Whether a seizure has occurred and, if so, whether the seizure was reasonable are issues of law that this court reviews de novo. Harris, 590 N.W.2d at 98. Courts have held that
[i]t is not a seizure for an officer to simply walk up and talk to a person standing in a public place or to a driver seated in an already stopped car.
Crawford v. Comm’r of Pub. Safety, 441 N.W.2d 837, 839 (Minn. App. 1989) (citation omitted).
It has been held that a seizure occurs when, considering all of the circumstances, “a reasonable person would have believed that he or she was neither free to disregard the police questions nor free to terminate the encounter.” State v. Cripps, 533 N.W.2d 388, 391 (Minn. 1995) (citations omitted). Here, a seizure occurred when Johnson requested identification and asked Fietek to get out of the vehicle. See LaBeau v. Comm’r of Pub. Safety, 412 N.W.2d 777, 779 (Minn. App. 1987) (holding that a seizure occurred when the police requested identification and asked the driver to get out of a vehicle).

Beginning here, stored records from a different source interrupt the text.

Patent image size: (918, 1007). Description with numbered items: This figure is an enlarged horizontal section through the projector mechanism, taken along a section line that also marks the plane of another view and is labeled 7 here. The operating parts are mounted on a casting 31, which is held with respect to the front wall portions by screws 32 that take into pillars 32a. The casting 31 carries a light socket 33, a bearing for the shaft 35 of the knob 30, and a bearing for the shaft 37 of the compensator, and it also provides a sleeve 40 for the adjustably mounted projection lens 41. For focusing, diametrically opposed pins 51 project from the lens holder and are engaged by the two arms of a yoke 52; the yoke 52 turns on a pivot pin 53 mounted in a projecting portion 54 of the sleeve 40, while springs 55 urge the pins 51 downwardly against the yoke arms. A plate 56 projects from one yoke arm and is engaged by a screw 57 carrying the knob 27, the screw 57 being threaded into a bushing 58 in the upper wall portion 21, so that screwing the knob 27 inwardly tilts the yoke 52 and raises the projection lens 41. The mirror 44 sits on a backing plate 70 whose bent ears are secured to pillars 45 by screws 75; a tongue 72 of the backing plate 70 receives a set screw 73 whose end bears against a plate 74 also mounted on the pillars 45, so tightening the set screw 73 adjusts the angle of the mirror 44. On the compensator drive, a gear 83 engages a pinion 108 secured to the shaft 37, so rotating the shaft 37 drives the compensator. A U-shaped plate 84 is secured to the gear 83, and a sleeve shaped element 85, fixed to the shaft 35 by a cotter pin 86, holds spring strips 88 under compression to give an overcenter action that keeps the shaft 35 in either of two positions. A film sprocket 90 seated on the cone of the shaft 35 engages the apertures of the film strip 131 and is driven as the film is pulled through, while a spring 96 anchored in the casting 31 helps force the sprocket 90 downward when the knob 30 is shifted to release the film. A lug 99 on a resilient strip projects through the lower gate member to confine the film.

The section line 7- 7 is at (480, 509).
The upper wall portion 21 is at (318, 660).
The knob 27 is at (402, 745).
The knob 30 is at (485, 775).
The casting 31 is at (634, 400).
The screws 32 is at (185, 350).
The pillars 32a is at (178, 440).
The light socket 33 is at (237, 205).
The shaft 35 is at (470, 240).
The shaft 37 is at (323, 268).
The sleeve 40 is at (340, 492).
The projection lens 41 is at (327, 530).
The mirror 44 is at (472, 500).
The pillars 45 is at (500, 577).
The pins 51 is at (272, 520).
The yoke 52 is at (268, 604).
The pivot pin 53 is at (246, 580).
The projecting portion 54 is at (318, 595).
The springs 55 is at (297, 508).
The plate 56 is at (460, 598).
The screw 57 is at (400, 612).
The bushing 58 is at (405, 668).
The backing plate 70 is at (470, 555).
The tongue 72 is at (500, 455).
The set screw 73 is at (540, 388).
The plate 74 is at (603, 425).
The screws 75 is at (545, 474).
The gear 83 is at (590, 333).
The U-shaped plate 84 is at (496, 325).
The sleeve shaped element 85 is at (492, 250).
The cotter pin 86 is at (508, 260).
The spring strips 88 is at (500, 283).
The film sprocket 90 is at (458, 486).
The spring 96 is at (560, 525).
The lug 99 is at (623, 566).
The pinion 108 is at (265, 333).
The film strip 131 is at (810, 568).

The next consideration is whether or not the seizure was reasonably warranted, thus making the seizure legal.
[I]f the officer requests identification and asks the driver to leave a vehicle, the officer mustbe able to point to specific and articulable facts which, together with reasonable inferences from those facts, reasonably warrant the intrusion.
Id. (citations omitted).
Johnson was able to articulate specific facts that aroused his suspicion that Fietek might be engaged in illegal conduct. The truck being registered in a city a considerable distance from where Johnson saw it; the timing of the turn signal; the turning into and back out of a cul-de-sac and then turning again at the very next opportunity; the slightly erratic parking in the trailer court; the driver’s “furtive movements” inside the cab of the truck; the alcohol-restricted driver’s license; and the driver’s bloodshot and watery eyes, were all circumstances Johnson observed before he requested identification and asked the driver to step out of the truck.
These circumstances collectively provided a reasonable inference that Fietek was engaged in activity violative of the law and reasonably warranted Johnson’s intrusion. Thus, we hold that the seizure was legal and that the district court did not err in denying Fietek’s motion to suppress evidence.